Life changes in a flash!
Sunday, March 29, 2009
Thanksgiving 2008 was really good. My husband's brother and his wife came and it was really nice to see them together. Dinner went well. They played ping pong which I had in the garage but had not been set up in years. The week before I cleaned the garage so that there was room to play again. Everyone had a good time. Our daughter came in from Indiana as well as my son from Orlando. Who could know our world would change forever the following week. My husband's brother and wife left on Friday, my son on Saturday, my daughter on Friday night. The following Tuesday Dec2 my husband Matthew came home from work not feeling particularly well but couldn't define what was wrong. We went to bed and slept til 10 am. He got up asked me to go out to breakfast, but when I reminded him he hadn't felt well the night before, we decided not to go.
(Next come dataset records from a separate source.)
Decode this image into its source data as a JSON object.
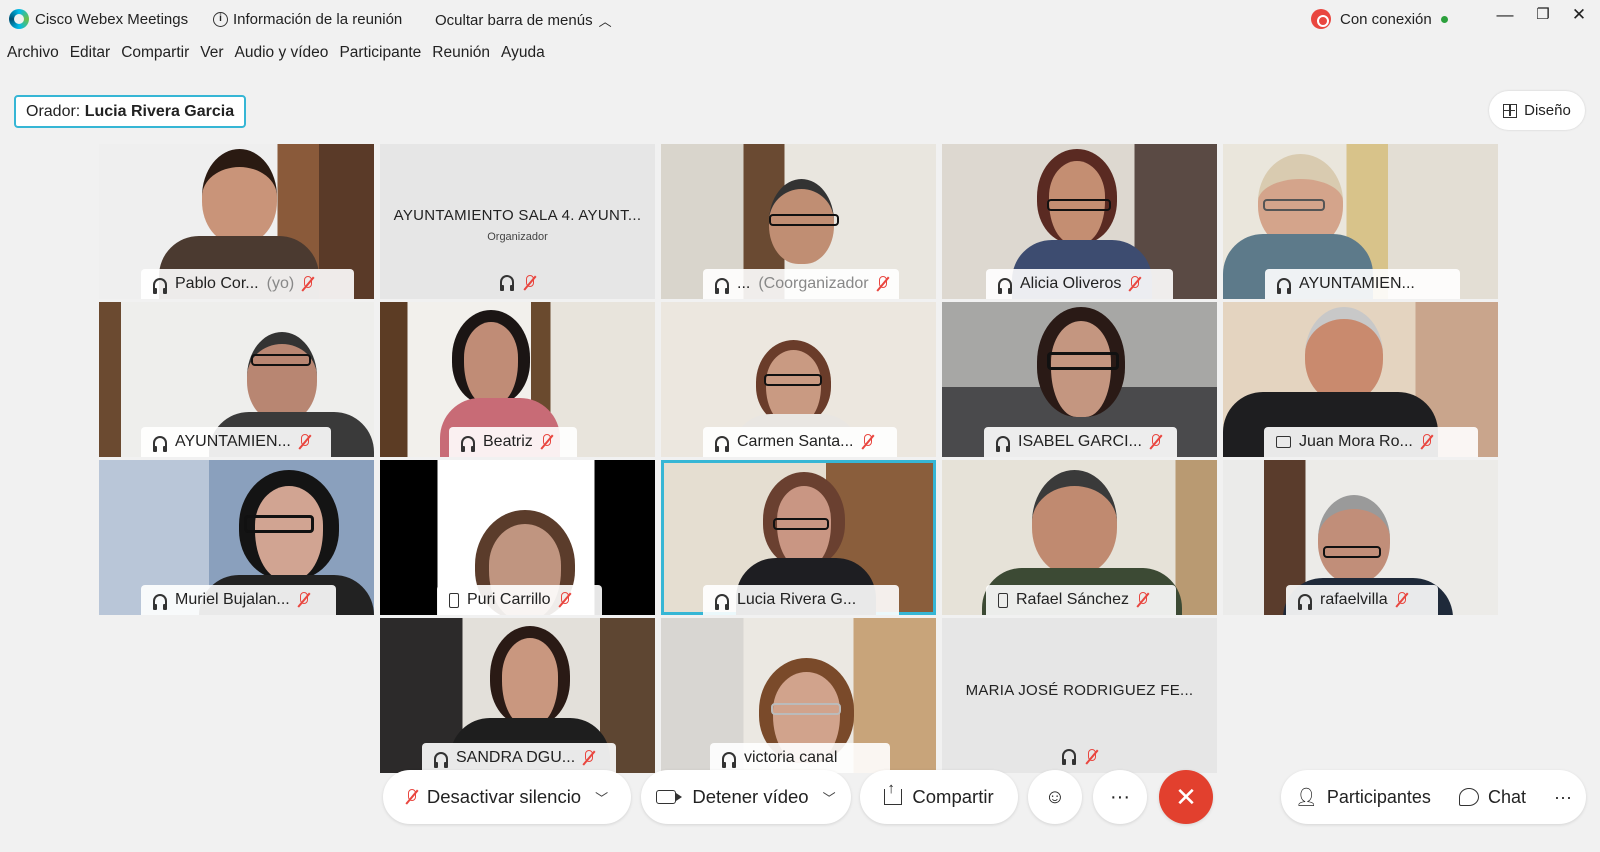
{
  "titlebar": {
    "app_title": "Cisco Webex Meetings",
    "meeting_info": "Información de la reunión",
    "hide_menu": "Ocultar barra de menús",
    "connection": "Con conexión",
    "accent_color": "#36b6d5",
    "recording_color": "#e9463f",
    "status_color": "#2ca03c"
  },
  "menu": [
    "Archivo",
    "Editar",
    "Compartir",
    "Ver",
    "Audio y vídeo",
    "Participante",
    "Reunión",
    "Ayuda"
  ],
  "speaker": {
    "prefix": "Orador:",
    "name": "Lucia Rivera Garcia"
  },
  "layout_button": "Diseño",
  "tiles": [
    {
      "name": "Pablo Cor...",
      "sub": "(yo)",
      "icon": "headset-icon"
    },
    {
      "name": "AYUNTAMIENTO SALA 4. AYUNT...",
      "sub": "Organizador",
      "icon": "headset-icon"
    },
    {
      "name": "...",
      "sub": "(Coorganizador",
      "icon": "headset-icon"
    },
    {
      "name": "Alicia Oliveros",
      "sub": "",
      "icon": "headset-icon"
    },
    {
      "name": "AYUNTAMIEN...",
      "sub": "",
      "icon": "headset-icon"
    },
    {
      "name": "AYUNTAMIEN...",
      "sub": "",
      "icon": "headset-icon"
    },
    {
      "name": "Beatriz",
      "sub": "",
      "icon": "headset-icon"
    },
    {
      "name": "Carmen Santa...",
      "sub": "",
      "icon": "headset-icon"
    },
    {
      "name": "ISABEL GARCI...",
      "sub": "",
      "icon": "headset-icon"
    },
    {
      "name": "Juan Mora Ro...",
      "sub": "",
      "icon": "screen-icon"
    },
    {
      "name": "Muriel Bujalan...",
      "sub": "",
      "icon": "headset-icon"
    },
    {
      "name": "Puri Carrillo",
      "sub": "",
      "icon": "phone-icon"
    },
    {
      "name": "Lucia Rivera G...",
      "sub": "",
      "icon": "headset-icon"
    },
    {
      "name": "Rafael Sánchez",
      "sub": "",
      "icon": "phone-icon"
    },
    {
      "name": "rafaelvilla",
      "sub": "",
      "icon": "headset-icon"
    },
    {
      "name": "SANDRA DGU...",
      "sub": "",
      "icon": "headset-icon"
    },
    {
      "name": "victoria canal",
      "sub": "",
      "icon": "headset-icon"
    },
    {
      "name": "MARIA JOSÉ RODRIGUEZ FE...",
      "sub": "",
      "icon": "headset-icon"
    }
  ],
  "controls": {
    "mute": "Desactivar silencio",
    "video": "Detener vídeo",
    "share": "Compartir",
    "more": "···",
    "end": "✕",
    "participants": "Participantes",
    "chat": "Chat",
    "more_right": "···"
  }
}
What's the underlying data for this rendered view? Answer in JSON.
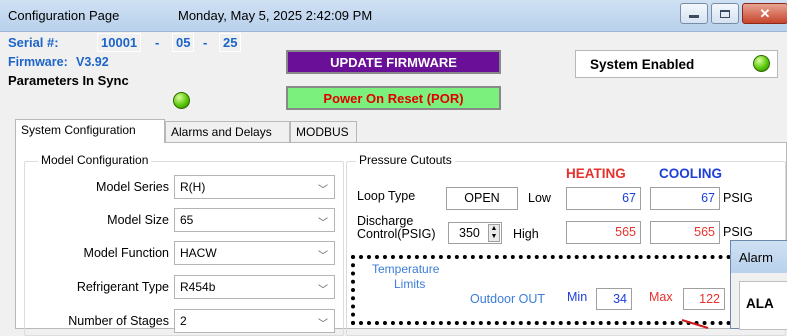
{
  "window": {
    "title": "Configuration Page",
    "datetime": "Monday, May 5, 2025 2:42:09 PM"
  },
  "header": {
    "serial_label": "Serial #:",
    "serial_part1": "10001",
    "serial_sep1": "-",
    "serial_part2": "05",
    "serial_sep2": "-",
    "serial_part3": "25",
    "firmware_label": "Firmware:",
    "firmware_version": "V3.92",
    "params_label": "Parameters In Sync",
    "update_button": "UPDATE FIRMWARE",
    "por_button": "Power On Reset (POR)",
    "system_status": "System Enabled"
  },
  "tabs": [
    {
      "label": "System Configuration",
      "active": true
    },
    {
      "label": "Alarms and Delays",
      "active": false
    },
    {
      "label": "MODBUS",
      "active": false
    }
  ],
  "model_config": {
    "title": "Model Configuration",
    "fields": [
      {
        "label": "Model Series",
        "value": "R(H)"
      },
      {
        "label": "Model Size",
        "value": "65"
      },
      {
        "label": "Model Function",
        "value": "HACW"
      },
      {
        "label": "Refrigerant Type",
        "value": "R454b"
      },
      {
        "label": "Number of Stages",
        "value": "2"
      }
    ]
  },
  "pressure": {
    "title": "Pressure Cutouts",
    "heating_header": "HEATING",
    "cooling_header": "COOLING",
    "loop_type_label": "Loop Type",
    "loop_type_value": "OPEN",
    "low_label": "Low",
    "low_heating": "67",
    "low_cooling": "67",
    "psig1": "PSIG",
    "discharge_label_1": "Discharge",
    "discharge_label_2": "Control(PSIG)",
    "discharge_value": "350",
    "high_label": "High",
    "high_heating": "565",
    "high_cooling": "565",
    "psig2": "PSIG"
  },
  "temperature": {
    "title_1": "Temperature",
    "title_2": "Limits",
    "outdoor_label": "Outdoor OUT",
    "min_label": "Min",
    "min_value": "34",
    "max_label": "Max",
    "max_value": "122"
  },
  "popup": {
    "title": "Alarm",
    "body": "ALA"
  },
  "colors": {
    "accent_blue": "#1c64c8",
    "heating_red": "#e6322d",
    "cooling_blue": "#1c3fd8",
    "update_bg": "#6a0f98",
    "por_bg": "#7cf07c",
    "led_green": "#59c80a"
  }
}
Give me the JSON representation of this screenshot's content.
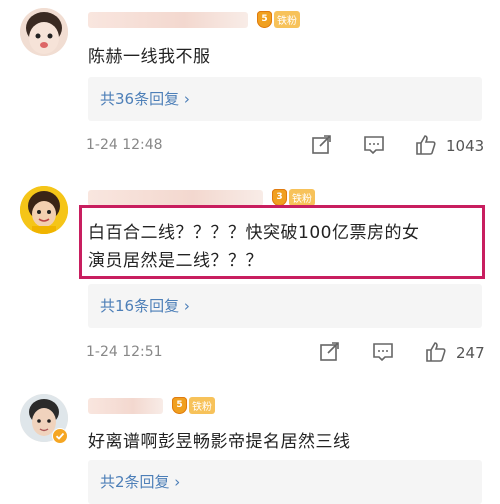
{
  "comments": [
    {
      "badge": "铁粉",
      "badge_level": "5",
      "text": "陈赫一线我不服",
      "reply_link": "共36条回复 ›",
      "time": "1-24 12:48",
      "likes": "1043"
    },
    {
      "badge": "铁粉",
      "badge_level": "3",
      "text_line1": "白百合二线？？？？快突破100亿票房的女",
      "text_line2": "演员居然是二线？？？",
      "reply_link": "共16条回复 ›",
      "time": "1-24 12:51",
      "likes": "247"
    },
    {
      "badge": "铁粉",
      "badge_level": "5",
      "text": "好离谱啊彭昱畅影帝提名居然三线",
      "reply_link": "共2条回复 ›"
    }
  ],
  "colors": {
    "link": "#4d7fb8",
    "highlight_border": "#c81e5f",
    "reply_bg": "#f5f5f5"
  },
  "icons": [
    "share-icon",
    "comment-icon",
    "like-icon",
    "verified-badge-icon",
    "iron-fan-medal-icon"
  ]
}
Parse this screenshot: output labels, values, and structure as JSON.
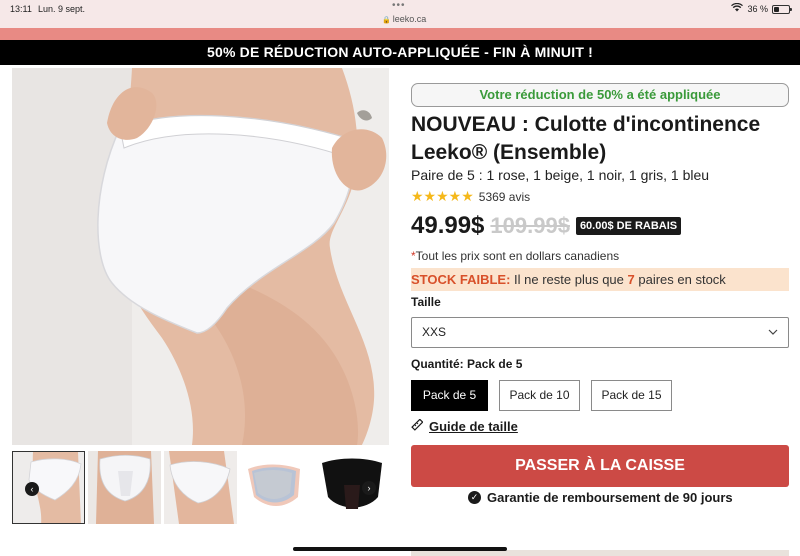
{
  "status_bar": {
    "time": "13:11",
    "date": "Lun. 9 sept.",
    "dots": "•••",
    "url": "leeko.ca",
    "battery": "36 %"
  },
  "promo": {
    "text": "50% DE RÉDUCTION AUTO-APPLIQUÉE - FIN À MINUIT !"
  },
  "product": {
    "applied_badge": "Votre réduction de 50% a été appliquée",
    "title": "NOUVEAU : Culotte d'incontinence Leeko® (Ensemble)",
    "subtitle": "Paire de 5 : 1 rose, 1 beige, 1 noir, 1 gris, 1 bleu",
    "stars": "★★★★★",
    "rating": 5,
    "review_count": "5369 avis",
    "price_now": "49.99$",
    "price_old": "109.99$",
    "discount_badge": "60.00$ DE RABAIS",
    "currency_asterisk": "*",
    "currency_note": "Tout les prix sont en dollars canadiens",
    "stock": {
      "label": "STOCK FAIBLE:",
      "text_before": " Il ne reste plus que ",
      "count": "7",
      "text_after": " paires en stock"
    },
    "size": {
      "label": "Taille",
      "selected": "XXS"
    },
    "quantity": {
      "label": "Quantité:",
      "selected_value": "Pack de 5",
      "options": [
        "Pack de 5",
        "Pack de 10",
        "Pack de 15"
      ]
    },
    "size_guide": "Guide de taille",
    "checkout": "PASSER À LA CAISSE",
    "guarantee": "Garantie de remboursement de 90 jours"
  },
  "colors": {
    "accent_red": "#cc4a45",
    "promo_bg": "#000000",
    "applied_green": "#3a9a3a",
    "stock_bg": "#fbe3cd",
    "stock_text": "#d8502a",
    "star": "#f5b81a"
  },
  "icons": {
    "lock": "lock-icon",
    "wifi": "wifi-icon",
    "battery": "battery-icon",
    "star": "star-icon",
    "chevron": "chevron-down-icon",
    "ruler": "ruler-icon",
    "check": "check-circle-icon",
    "arrow_left": "arrow-left-icon",
    "arrow_right": "arrow-right-icon"
  }
}
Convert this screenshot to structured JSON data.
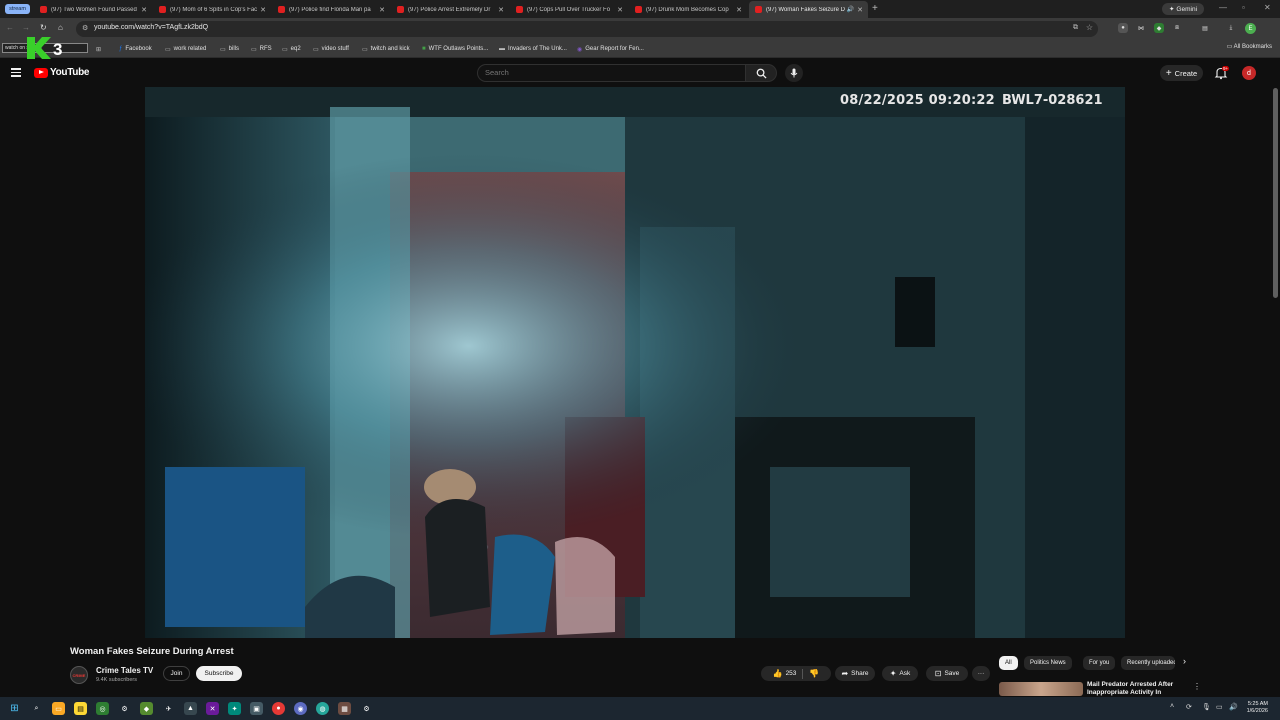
{
  "browser": {
    "tab_group": "stream",
    "tabs": [
      {
        "title": "(97) Two Women Found Passed",
        "active": false
      },
      {
        "title": "(97) Mom of 6 Spits in Cop's Face",
        "active": false
      },
      {
        "title": "(97) Police find Florida Man pa",
        "active": false
      },
      {
        "title": "(97) Police Arrest Extremely Dr",
        "active": false
      },
      {
        "title": "(97) Cops Pull Over Trucker Fo",
        "active": false
      },
      {
        "title": "(97) Drunk Mom Becomes Cop",
        "active": false
      },
      {
        "title": "(97) Woman Fakes Seizure D",
        "active": true
      }
    ],
    "new_tab": "+",
    "gemini_label": "Gemini",
    "url": "youtube.com/watch?v=TAgfLzk2bdQ",
    "profile_initial": "E",
    "bookmarks": [
      {
        "label": "Facebook",
        "icon": "facebook-icon"
      },
      {
        "label": "work related",
        "icon": "folder-icon"
      },
      {
        "label": "bills",
        "icon": "folder-icon"
      },
      {
        "label": "RFS",
        "icon": "folder-icon"
      },
      {
        "label": "eq2",
        "icon": "folder-icon"
      },
      {
        "label": "video stuff",
        "icon": "folder-icon"
      },
      {
        "label": "twitch and kick",
        "icon": "folder-icon"
      },
      {
        "label": "WTF Outlaws Points...",
        "icon": "green-square-icon"
      },
      {
        "label": "Invaders of The Unk...",
        "icon": "bookmark-icon"
      },
      {
        "label": "Gear Report for Fen...",
        "icon": "bookmark-icon"
      }
    ],
    "bookmark_overlay_text": "watch on stream",
    "all_bookmarks": "All Bookmarks"
  },
  "youtube": {
    "logo_text": "YouTube",
    "search_placeholder": "Search",
    "create_label": "Create",
    "notification_count": "9+",
    "avatar_initial": "d",
    "video": {
      "timestamp_overlay": "08/22/2025 09:20:22",
      "camera_id": "BWL7-028621",
      "title": "Woman Fakes Seizure During Arrest"
    },
    "channel": {
      "name": "Crime Tales TV",
      "subscribers": "9.4K subscribers",
      "avatar_text": "CRIME",
      "join_label": "Join",
      "subscribe_label": "Subscribe"
    },
    "actions": {
      "likes": "253",
      "share_label": "Share",
      "ask_label": "Ask",
      "save_label": "Save",
      "more_label": "···"
    },
    "chips": [
      "All",
      "Politics News",
      "For you",
      "Recently uploaded"
    ],
    "recommendation": {
      "title": "Mail Predator Arrested After Inappropriate Activity In"
    }
  },
  "taskbar": {
    "time": "5:25 AM",
    "date": "1/6/2026"
  },
  "colors": {
    "youtube_red": "#ff0000",
    "page_background": "#0f0f0f",
    "chrome_tab_bar": "#1f1f1f",
    "chrome_toolbar": "#3a3a3a"
  }
}
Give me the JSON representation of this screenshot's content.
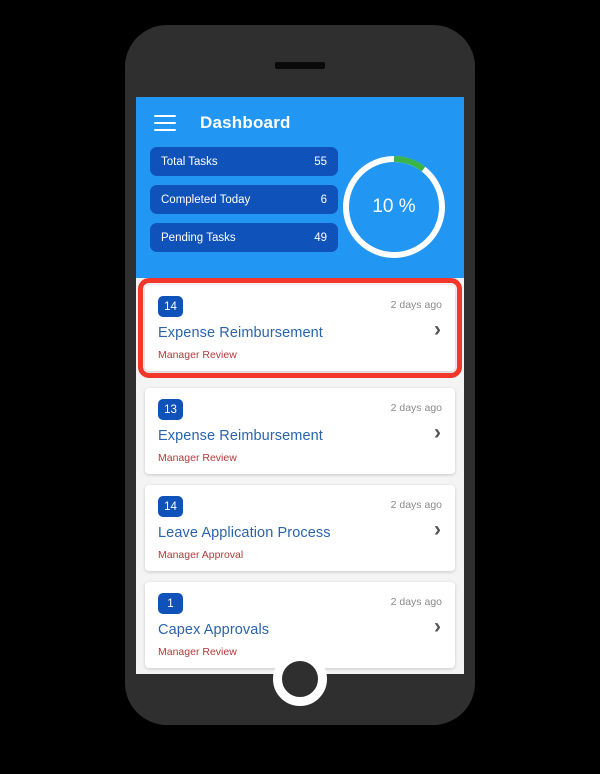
{
  "device": {
    "name": "smartphone-mockup",
    "speaker_icon": "speaker-slot",
    "home_icon": "home-button"
  },
  "colors": {
    "header_blue": "#2196f3",
    "pill_blue": "#0f52ba",
    "badge_blue": "#0f52ba",
    "title_blue": "#2a64ad",
    "status_red": "#b23a3a",
    "highlight_red": "#f4372b",
    "progress_green": "#39b54a",
    "track_white": "#ffffff",
    "screen_bg": "#f4f4f5",
    "frame_gray": "#2f2f2f"
  },
  "header": {
    "menu_icon": "hamburger-menu-icon",
    "title": "Dashboard",
    "stats": [
      {
        "label": "Total Tasks",
        "value": "55"
      },
      {
        "label": "Completed Today",
        "value": "6"
      },
      {
        "label": "Pending Tasks",
        "value": "49"
      }
    ],
    "progress": {
      "label": "10 %",
      "percent": 10.5,
      "start_angle_deg": 0
    }
  },
  "task_list": {
    "chevron_icon": "chevron-right-icon",
    "items": [
      {
        "count": "14",
        "timestamp": "2 days ago",
        "title": "Expense Reimbursement",
        "status": "Manager Review",
        "highlighted": true
      },
      {
        "count": "13",
        "timestamp": "2 days ago",
        "title": "Expense Reimbursement",
        "status": "Manager Review",
        "highlighted": false
      },
      {
        "count": "14",
        "timestamp": "2 days ago",
        "title": "Leave Application Process",
        "status": "Manager Approval",
        "highlighted": false
      },
      {
        "count": "1",
        "timestamp": "2 days ago",
        "title": "Capex Approvals",
        "status": "Manager Review",
        "highlighted": false
      }
    ]
  }
}
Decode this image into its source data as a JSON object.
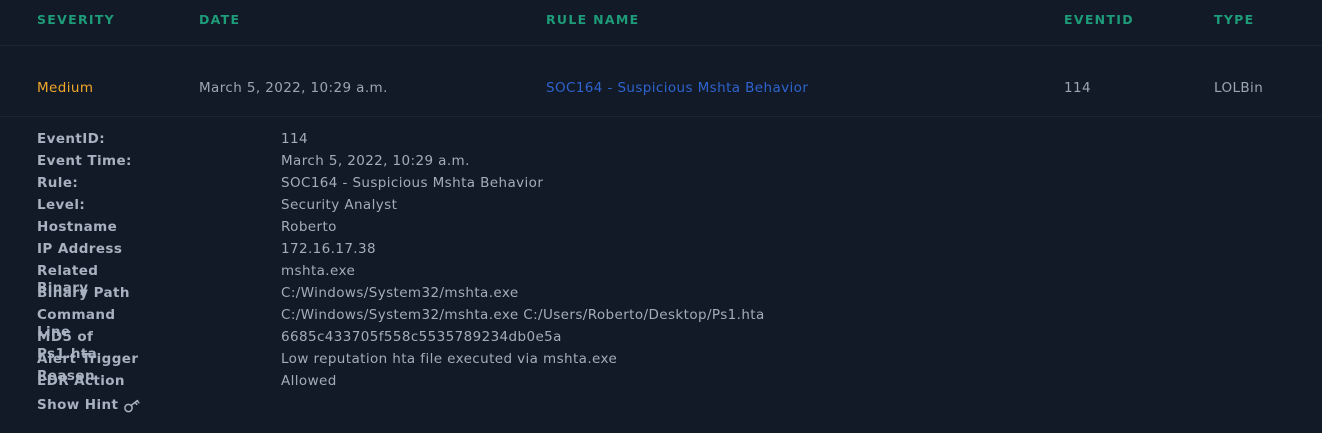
{
  "table": {
    "headers": {
      "severity": "SEVERITY",
      "date": "DATE",
      "rule_name": "RULE NAME",
      "eventid": "EVENTID",
      "type": "TYPE"
    },
    "row": {
      "severity": "Medium",
      "date": "March 5, 2022, 10:29 a.m.",
      "rule_name": "SOC164 - Suspicious Mshta Behavior",
      "eventid": "114",
      "type": "LOLBin"
    }
  },
  "details": [
    {
      "label": "EventID:",
      "value": "114"
    },
    {
      "label": "Event Time:",
      "value": "March 5, 2022, 10:29 a.m."
    },
    {
      "label": "Rule:",
      "value": "SOC164 - Suspicious Mshta Behavior"
    },
    {
      "label": "Level:",
      "value": "Security Analyst"
    },
    {
      "label": "Hostname",
      "value": "Roberto"
    },
    {
      "label": "IP Address",
      "value": "172.16.17.38"
    },
    {
      "label": "Related Binary",
      "value": "mshta.exe"
    },
    {
      "label": "Binary Path",
      "value": "C:/Windows/System32/mshta.exe"
    },
    {
      "label": "Command Line",
      "value": "C:/Windows/System32/mshta.exe C:/Users/Roberto/Desktop/Ps1.hta"
    },
    {
      "label": "MD5 of Ps1.hta",
      "value": "6685c433705f558c5535789234db0e5a"
    },
    {
      "label": "Alert Trigger Reason",
      "value": "Low reputation hta file executed via mshta.exe"
    },
    {
      "label": "EDR Action",
      "value": "Allowed"
    }
  ],
  "hint": {
    "label": "Show Hint",
    "icon": "key-icon"
  },
  "colors": {
    "background": "#111a26",
    "header_accent": "#1e9b78",
    "severity_medium": "#f2a72b",
    "link": "#2f63cf",
    "text": "#a3acb9"
  }
}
He took a shower, asked me to stay in our room with him.( not a usual request) Then said, "You know, If I survive this..." I cut him off with "Survive what? Oh, you"ll start taking care of yourself and get healthy?" Still he didn't feel good. Didn't want to go to the hospital said it wasn't that bad... Laid on the bed a little while seemed more comfortable, then all of a sudden, he stood up and said, "My heart is beating funny, OH Betty". Those were his last words. I called his brother on the way to the hospital in order to warn him, so he wouldn't just get the call that his brother was gone, but in my heart, I knew he was gone when I was still doing CPR myself. I have the relief of knowing I did everything I could for him, of knowing, I told him I loved him one last time while he could still hear me, of knowing, my name was the last thing he thought of to say. I loved my husband. He was a strange man, he had trouble letting people get close to him. He always wanted to keep them guessing. He was a mailman who always said he didn't like his job. After he died, I got so many letters and cards from his patrons telling me how much they cared for him and how many had become his friends. I have been up to see his brother in Jacksonville 3 times since he died. I feel closer to my husband when I am near him. He likes to see my son as well. Maybe in a way we are both getting from each other the feeling of closeness to him. None of us could have predicted as they all left after Thanksgiving that we would be meeting again the next week to attend a funeral for one so loved and connected to us.
One of the commitments to myself after this, is that I will take care of myself, eat healthy, keep sugars in line and exercise so as to be a good roll model to our children.